The NAB knows that Sirius and XM compete with over 10,000 free radio stations in the country. The NAB (and its members in numerous SEC filings), have admitted it:
- Last September, in his remarks to the NAB Radio Show in Dallas, Texas, NAB President and CEO David Rehr declared, “In 2006, we have satellite and internet radio [as competitors]. And barely a day passes without the introduction of a new competing device or service. But we have news for our competitors: ‘We will beat you – as we have beaten those change agents in the past.’ ”
- The NAB in October 2006 provided media ownership comments to the FCC seeking relaxation of radio ownership regulations (how ironic?) and cited satellite radio and other competitors as justification.
- That same month at the National Press Club, the NAB’s President and CEO, David Rehr, cited satellite radio as one of AM/FM’s competitors.
But as soon as the merger was announced, the NAB embarked on a non-stop campaign to distract regulators and consumers from the facts surrounding the proposed Sirius-XM merger:
- Washington guns for hire...The NAB has used its money for any Washington hired guns it could find, notably John Ashcroft. The Wall Street Journal reported that "Former Attorney General John Ashcroft, who sent a letter…to his successor Alberto Gonzales blasting the proposed merger of Sirius Satellite Radio Inc. and XM Satellite Radio Holdings Inc., approached XM in the days after the merger was announced offering the firm his consulting services." The NAB has since hired James C. Miller and Philip M. Napoli to send their own "independent" letters of opposition.
- And the verdict from the Carmel Group is...
The NAB also paid the Carmel Group, a California consulting firm, to change its views about competition in the audio entertainment market. In an article written a year-and-a-half ago, before being hired by NAB, Carmel’s Jimmy Schaeffler described satellite radio’s competitors as "traditional analog AM & FM radio, as well as burgeoning services like MP3 players, terrestrial radio, and video- and Internet-to-the-vehicle." Yet, after receiving funds from the NAB, Mr. Schaeffler produced a white paper saying exactly the opposite.
- The best funded college student group I know...

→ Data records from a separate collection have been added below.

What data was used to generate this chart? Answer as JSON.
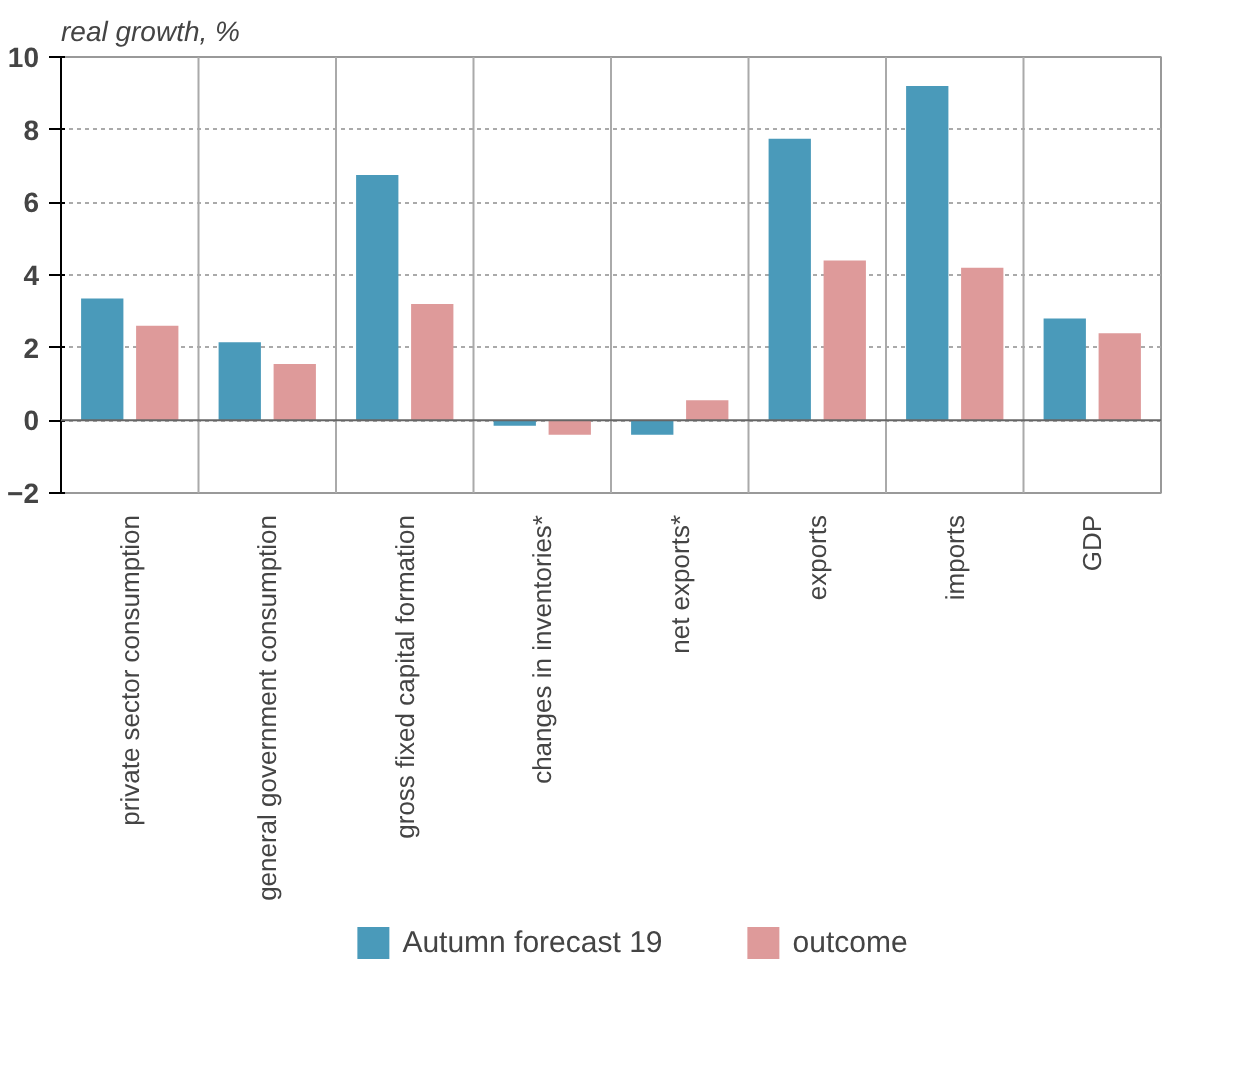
{
  "chart_data": {
    "type": "bar",
    "ylabel": "real growth, %",
    "categories": [
      "private sector consumption",
      "general government consumption",
      "gross fixed capital formation",
      "changes in inventories*",
      "net exports*",
      "exports",
      "imports",
      "GDP"
    ],
    "series": [
      {
        "name": "Autumn forecast 19",
        "color": "#4a9aba",
        "values": [
          3.35,
          2.15,
          6.75,
          -0.15,
          -0.4,
          7.75,
          9.2,
          2.8
        ]
      },
      {
        "name": "outcome",
        "color": "#de9a9a",
        "values": [
          2.6,
          1.55,
          3.2,
          -0.4,
          0.55,
          4.4,
          4.2,
          2.4
        ]
      }
    ],
    "ylim": [
      -2,
      10
    ],
    "yticks": [
      -2,
      0,
      2,
      4,
      6,
      8,
      10
    ],
    "grid": true,
    "legend": "bottom"
  }
}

On February 28th, Corporate Crime Reporter uncovered the real story about the Consumer Coalition for Competition in Satellite Radio (C3SR), a group of law students opposed to the XM-Sirius merger. C3SR claimed to be an independent grassroots consumer organization and refused to say who funded it. But admitted to being "supported" by the NAB. And is able to afford commissioning reports (which reportedly can cost upwards of $400/hour) by Gregory Sidak of Criterion Economics.

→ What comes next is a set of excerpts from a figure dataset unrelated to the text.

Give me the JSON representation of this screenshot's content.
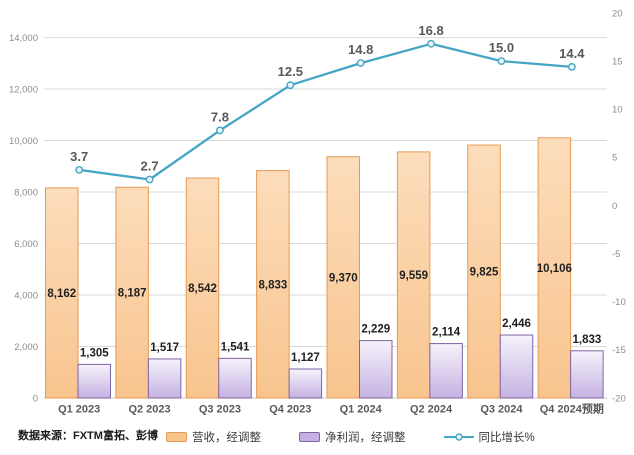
{
  "source_note": "数据来源：FXTM富拓、彭博",
  "chart_data": {
    "type": "combo-bar-line",
    "title": "",
    "categories": [
      "Q1 2023",
      "Q2 2023",
      "Q3 2023",
      "Q4 2023",
      "Q1 2024",
      "Q2 2024",
      "Q3 2024",
      "Q4 2024预期"
    ],
    "series": [
      {
        "name": "营收，经调整",
        "type": "bar",
        "axis": "left",
        "values": [
          8162,
          8187,
          8542,
          8833,
          9370,
          9559,
          9825,
          10106
        ],
        "labels": [
          "8,162",
          "8,187",
          "8,542",
          "8,833",
          "9,370",
          "9,559",
          "9,825",
          "10,106"
        ],
        "color_fill_top": "#FCDDBB",
        "color_fill_bottom": "#F8C48E",
        "color_border": "#E69A53"
      },
      {
        "name": "净利润，经调整",
        "type": "bar",
        "axis": "left",
        "values": [
          1305,
          1517,
          1541,
          1127,
          2229,
          2114,
          2446,
          1833
        ],
        "labels": [
          "1,305",
          "1,517",
          "1,541",
          "1,127",
          "2,229",
          "2,114",
          "2,446",
          "1,833"
        ],
        "color_fill_top": "#F6F2FB",
        "color_fill_bottom": "#C5B2E2",
        "color_border": "#8064A2"
      },
      {
        "name": "同比增长%",
        "type": "line",
        "axis": "right",
        "values": [
          3.7,
          2.7,
          7.8,
          12.5,
          14.8,
          16.8,
          15.0,
          14.4
        ],
        "labels": [
          "3.7",
          "2.7",
          "7.8",
          "12.5",
          "14.8",
          "16.8",
          "15.0",
          "14.4"
        ],
        "color": "#45A6C4",
        "marker_fill": "#EAF4F8"
      }
    ],
    "left_axis": {
      "min": 0,
      "max": 14000,
      "step": 2000,
      "tick_labels": [
        "0",
        "2,000",
        "4,000",
        "6,000",
        "8,000",
        "10,000",
        "12,000",
        "14,000"
      ]
    },
    "right_axis": {
      "min": -20,
      "max": 20,
      "step": 5,
      "tick_labels": [
        "-20",
        "-15",
        "-10",
        "-5",
        "0",
        "5",
        "10",
        "15",
        "20"
      ]
    },
    "grid": true,
    "gridline_color": "#D9D9D9",
    "legend_position": "bottom"
  }
}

- Legislators legislating on their own behalf...
Mike Hubbard, Alabama's House Minority Leader, was the lead sponsor of a non-binding resolution against the merger of Sirius and XM, which was passed by the Alabama House of Representatives on March 29th. Interestingly, Hubbard is a member of the Alabama Broadcasters Association who owns a terrestrial radio station and an audio production company serving the national broadcast industry.
And, of course, their rhetoric has changed. NAB President Rehr now claims that satellite radio doesn't compete with AM and FM radio.
Now the competition is "one way" (how convenient), and the $20 billion radio industry will face unfair competition from a combined Sirius-XM (which together have a mere 3.4% of total radio listening, according to a recent Arbitron survey).
NAB members like Clear Channel claim that a merged satellite radio company would unfairly hurt "local" radio (imagine that, Clear Channel is now "local"). Of course, Clear Channel Communications is well diversified and is working to provide nationwide mutlichannel audio content for HD Radio stations, mobile wireless audio providers and more. Don't believe me? Just listen for yourself.
The harder the NAB works to quash competition, the easier it is to see their hypocrisy. "Words have consequences," Rehr said in his keynote yesterday. So true.